In the cell solution and in the nucleus a continuous breakdown of proteins takes place. The biochemical term for this process is proteolysis, which means degradation of proteins. This degradation of proteins also takes place with the complex of enzymes and receptor on the DNA. After some time the whole construction falls apart and the ligand is set free again. This seems to be the fate of most of the steroid receptor complexes.

It is however also possible that the ligand-receptor complex dissociates again and that the whole process is ended in that way. This seems to be the case with the testosterone-androgen receptor complex. The free receptor and the testosterone migrate to the cell solution and may form again a complex to start a new cycle.

The free testosterone also may diffuse out of the cell back to the blood stream. In this way it can be transported to the liver where enzymes can transform it to an inactive derivative that can be excreted from the body.
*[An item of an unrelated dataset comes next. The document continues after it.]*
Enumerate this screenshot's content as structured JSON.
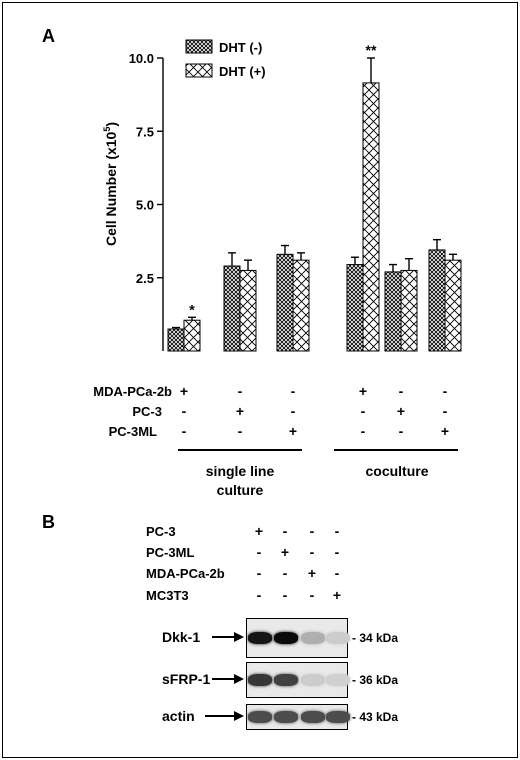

Such a transformation also may not take place and in that case the testosterone will enter the cell again and bind again to the androgen receptor. This phenomenon is called recirculation.

It will be clear that the processes, which are initiated by the testosterone-androgen receptor complex are based on a large number of delicate interactions. Everything is quite critical and it is not so easy to find new compounds which can stimulate all these processes better than the natural ligands. The association and dissociation processes have to take place on the right moment and to the right extend. A synthetic anabolic steroid will have a different shape and therefore a different fit and bonding in the pocket of the androgen receptor. This may ultimately cause a slightly different effect on the associations and dissociations of the different domains of the receptor.
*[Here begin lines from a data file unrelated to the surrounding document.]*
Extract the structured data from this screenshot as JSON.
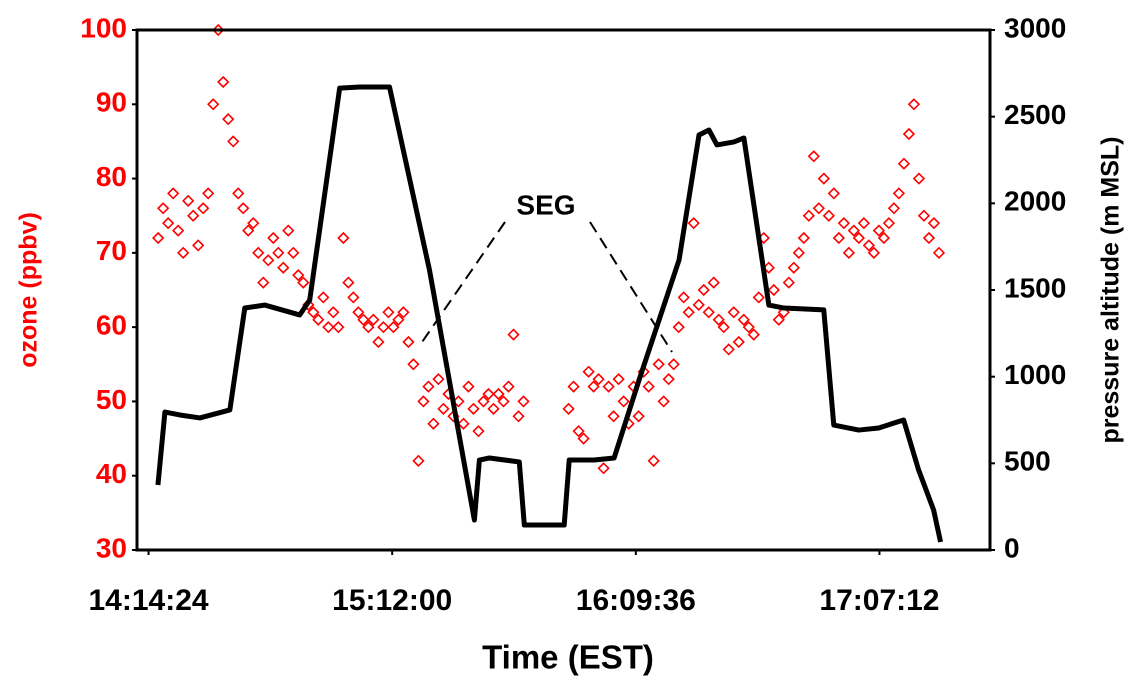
{
  "chart_data": {
    "type": "combo",
    "x_label": "Time (EST)",
    "y_label": "ozone (ppbv)",
    "y2_label": "pressure altitude (m MSL)",
    "annotation": "SEG",
    "xlim": [
      51100,
      63200
    ],
    "xticks": [
      {
        "value": 51264,
        "label": "14:14:24"
      },
      {
        "value": 54720,
        "label": "15:12:00"
      },
      {
        "value": 58176,
        "label": "16:09:36"
      },
      {
        "value": 61632,
        "label": "17:07:12"
      }
    ],
    "ylim": [
      30,
      100
    ],
    "yticks": [
      30,
      40,
      50,
      60,
      70,
      80,
      90,
      100
    ],
    "y2lim": [
      0,
      3000
    ],
    "y2ticks": [
      0,
      500,
      1000,
      1500,
      2000,
      2500,
      3000
    ],
    "y_color": "#ff0000",
    "y2_color": "#000000",
    "series": [
      {
        "type": "scatter",
        "color": "#ff0000",
        "x": [
          51400,
          51471,
          51542,
          51613,
          51684,
          51755,
          51826,
          51897,
          51968,
          52039,
          52110,
          52181,
          52252,
          52323,
          52394,
          52465,
          52536,
          52607,
          52678,
          52749,
          52820,
          52891,
          52962,
          53033,
          53104,
          53175,
          53246,
          53317,
          53388,
          53459,
          53530,
          53601,
          53672,
          53743,
          53814,
          53885,
          53956,
          54027,
          54098,
          54169,
          54240,
          54311,
          54382,
          54453,
          54524,
          54595,
          54666,
          54737,
          54808,
          54879,
          54950,
          55021,
          55092,
          55163,
          55234,
          55305,
          55376,
          55447,
          55518,
          55589,
          55660,
          55731,
          55802,
          55873,
          55944,
          56015,
          56086,
          56157,
          56228,
          56299,
          56370,
          56441,
          56512,
          56583,
          57222,
          57293,
          57364,
          57435,
          57506,
          57577,
          57648,
          57719,
          57790,
          57861,
          57932,
          58003,
          58074,
          58145,
          58216,
          58287,
          58358,
          58429,
          58500,
          58571,
          58642,
          58713,
          58784,
          58855,
          58926,
          58997,
          59068,
          59139,
          59210,
          59281,
          59352,
          59423,
          59494,
          59565,
          59636,
          59707,
          59778,
          59849,
          59920,
          59991,
          60062,
          60133,
          60204,
          60275,
          60346,
          60417,
          60488,
          60559,
          60630,
          60701,
          60772,
          60843,
          60914,
          60985,
          61056,
          61127,
          61198,
          61269,
          61340,
          61411,
          61482,
          61553,
          61624,
          61695,
          61766,
          61837,
          61908,
          61979,
          62050,
          62121,
          62192,
          62263,
          62334,
          62405,
          62476
        ],
        "values": [
          72,
          76,
          74,
          78,
          73,
          70,
          77,
          75,
          71,
          76,
          78,
          90,
          100,
          93,
          88,
          85,
          78,
          76,
          73,
          74,
          70,
          66,
          69,
          72,
          70,
          68,
          73,
          70,
          67,
          66,
          63,
          62,
          61,
          64,
          60,
          62,
          60,
          72,
          66,
          64,
          62,
          61,
          60,
          61,
          58,
          60,
          62,
          60,
          61,
          62,
          58,
          55,
          42,
          50,
          52,
          47,
          53,
          49,
          51,
          48,
          50,
          47,
          52,
          49,
          46,
          50,
          51,
          49,
          51,
          50,
          52,
          59,
          48,
          50,
          49,
          52,
          46,
          45,
          54,
          52,
          53,
          41,
          52,
          48,
          53,
          50,
          47,
          52,
          48,
          54,
          52,
          42,
          55,
          50,
          53,
          55,
          60,
          64,
          62,
          74,
          63,
          65,
          62,
          66,
          61,
          60,
          57,
          62,
          58,
          61,
          60,
          59,
          64,
          72,
          68,
          65,
          61,
          62,
          66,
          68,
          70,
          72,
          75,
          83,
          76,
          80,
          75,
          78,
          72,
          74,
          70,
          73,
          72,
          74,
          71,
          70,
          73,
          72,
          74,
          76,
          78,
          82,
          86,
          90,
          80,
          75,
          72,
          74,
          70
        ]
      },
      {
        "type": "line",
        "axis": "y2",
        "color": "#000000",
        "x": [
          51397,
          51496,
          51709,
          51992,
          52417,
          52629,
          52912,
          53408,
          53550,
          53975,
          54258,
          54682,
          55249,
          55886,
          55957,
          56099,
          56523,
          56594,
          57160,
          57231,
          57585,
          57868,
          58222,
          58789,
          59072,
          59214,
          59327,
          59568,
          59709,
          60063,
          60276,
          60842,
          60984,
          61338,
          61621,
          61975,
          62187,
          62400,
          62499
        ],
        "values": [
          375,
          796,
          779,
          762,
          808,
          1396,
          1413,
          1356,
          1442,
          2665,
          2671,
          2671,
          1615,
          173,
          519,
          531,
          508,
          144,
          144,
          519,
          519,
          531,
          981,
          1673,
          2394,
          2423,
          2337,
          2354,
          2377,
          1413,
          1396,
          1385,
          721,
          692,
          704,
          750,
          462,
          231,
          46
        ]
      }
    ]
  }
}
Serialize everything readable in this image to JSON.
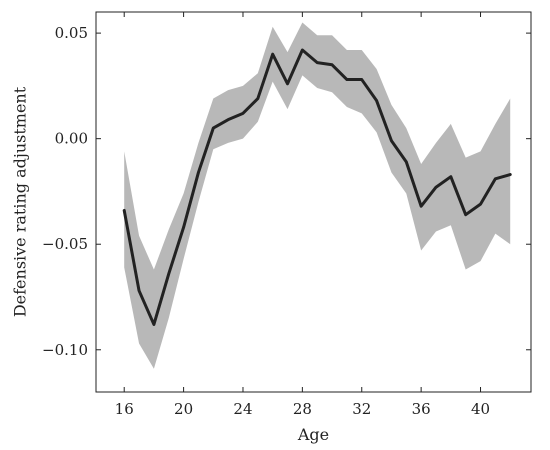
{
  "chart_data": {
    "type": "line",
    "title": "",
    "xlabel": "Age",
    "ylabel": "Defensive rating adjustment",
    "xlim": [
      14.1,
      43.4
    ],
    "ylim": [
      -0.12,
      0.06
    ],
    "xticks": [
      16,
      20,
      24,
      28,
      32,
      36,
      40
    ],
    "yticks": [
      0.05,
      0.0,
      -0.05,
      -0.1
    ],
    "ytick_labels": [
      "0.05",
      "0.00",
      "−0.05",
      "−0.10"
    ],
    "grid": false,
    "legend": "none",
    "colors": {
      "line": "#222222",
      "band": "#b8b8b8",
      "axis": "#222222"
    },
    "series": [
      {
        "x": [
          16,
          17,
          18,
          19,
          20,
          21,
          22,
          23,
          24,
          25,
          26,
          27,
          28,
          29,
          30,
          31,
          32,
          33,
          34,
          35,
          36,
          37,
          38,
          39,
          40,
          41,
          42
        ],
        "values": [
          -0.034,
          -0.072,
          -0.088,
          -0.064,
          -0.042,
          -0.016,
          0.005,
          0.009,
          0.012,
          0.019,
          0.04,
          0.026,
          0.042,
          0.036,
          0.035,
          0.028,
          0.028,
          0.018,
          -0.001,
          -0.011,
          -0.032,
          -0.023,
          -0.018,
          -0.036,
          -0.031,
          -0.019,
          -0.017
        ],
        "lower": [
          -0.061,
          -0.097,
          -0.109,
          -0.085,
          -0.057,
          -0.03,
          -0.005,
          -0.002,
          0.0,
          0.008,
          0.027,
          0.014,
          0.03,
          0.024,
          0.022,
          0.015,
          0.012,
          0.003,
          -0.016,
          -0.026,
          -0.053,
          -0.044,
          -0.041,
          -0.062,
          -0.058,
          -0.045,
          -0.05
        ],
        "upper": [
          -0.006,
          -0.046,
          -0.062,
          -0.043,
          -0.026,
          -0.002,
          0.019,
          0.023,
          0.025,
          0.031,
          0.053,
          0.041,
          0.055,
          0.049,
          0.049,
          0.042,
          0.042,
          0.033,
          0.016,
          0.005,
          -0.012,
          -0.002,
          0.007,
          -0.009,
          -0.006,
          0.007,
          0.019
        ]
      }
    ]
  }
}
An additional problem is the fact that the androgen receptor is present at many places in the body and it has to exercise different functions at different places. This probably will take place in each tissue in a slightly different way for each different ligand-receptor combination. In addition each individual is different. All these factors make it difficult to predict the effects and side effects of anabolic steroids and they will be different for each individual.

All these biological effects and side effects cannot be predicted directly from the structural formula of the anabolic steroid. This makes extensive testing of new anabolics very necessary. It is regrettable that this has not been carried out with many anabolics that appear in an uncontrolled way on the market. Users of such preparations take serious health risks and are the guinea pigs themselves.
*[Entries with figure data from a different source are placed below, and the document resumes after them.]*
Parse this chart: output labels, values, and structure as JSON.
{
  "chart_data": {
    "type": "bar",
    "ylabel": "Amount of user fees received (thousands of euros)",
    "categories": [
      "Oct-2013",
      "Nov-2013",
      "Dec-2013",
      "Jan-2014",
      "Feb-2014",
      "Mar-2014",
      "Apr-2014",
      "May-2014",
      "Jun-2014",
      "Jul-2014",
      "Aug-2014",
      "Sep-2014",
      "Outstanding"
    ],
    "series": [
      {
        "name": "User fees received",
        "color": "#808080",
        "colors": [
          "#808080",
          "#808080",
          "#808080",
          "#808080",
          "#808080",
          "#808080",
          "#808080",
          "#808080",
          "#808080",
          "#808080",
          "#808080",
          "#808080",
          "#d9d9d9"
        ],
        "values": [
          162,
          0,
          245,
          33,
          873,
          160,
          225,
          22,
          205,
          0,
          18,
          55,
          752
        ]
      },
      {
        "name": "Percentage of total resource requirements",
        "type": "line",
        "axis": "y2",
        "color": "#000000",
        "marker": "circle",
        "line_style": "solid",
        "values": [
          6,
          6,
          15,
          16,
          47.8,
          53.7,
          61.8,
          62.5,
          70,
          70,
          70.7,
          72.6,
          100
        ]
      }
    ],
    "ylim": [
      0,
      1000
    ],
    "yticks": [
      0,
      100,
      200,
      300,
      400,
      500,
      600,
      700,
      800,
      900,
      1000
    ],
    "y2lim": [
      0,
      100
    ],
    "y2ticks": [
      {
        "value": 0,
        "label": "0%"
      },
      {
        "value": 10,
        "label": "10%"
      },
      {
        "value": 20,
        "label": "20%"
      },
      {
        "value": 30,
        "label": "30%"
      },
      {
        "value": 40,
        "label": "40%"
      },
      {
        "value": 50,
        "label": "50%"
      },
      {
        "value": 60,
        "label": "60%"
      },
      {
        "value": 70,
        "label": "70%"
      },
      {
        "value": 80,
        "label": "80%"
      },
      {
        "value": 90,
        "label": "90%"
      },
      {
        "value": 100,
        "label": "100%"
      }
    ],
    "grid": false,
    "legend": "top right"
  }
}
[1] T. Saartok, E. Dahlberg and J.A. Gustafson, Endocrinology (1984) 114, 2100-2106.
[2] E.T. Keller, W.B. Ershler and C. Chang, Frontiers in Bioscience (1996) 1, d59-71.
[3] J. Gobinet, N. Pujol en Ch. Sultan, Molecular and Cellular Endocrinology (2002) 198, 15-24.
[4] H.-J. Lee and C.Chang, Cellular and Molecular Life Sciences (2003) 60, 1613-1622.
[5] D.K. Lee and C. Chang, The Journal of Clinical Endocrinology and Metabolism (2003) 88, 4043-4054.
[6] W. Gao, C.E Bohl and J.T. Dalton, Chemical Reviews (2005) 105, 3352-3370.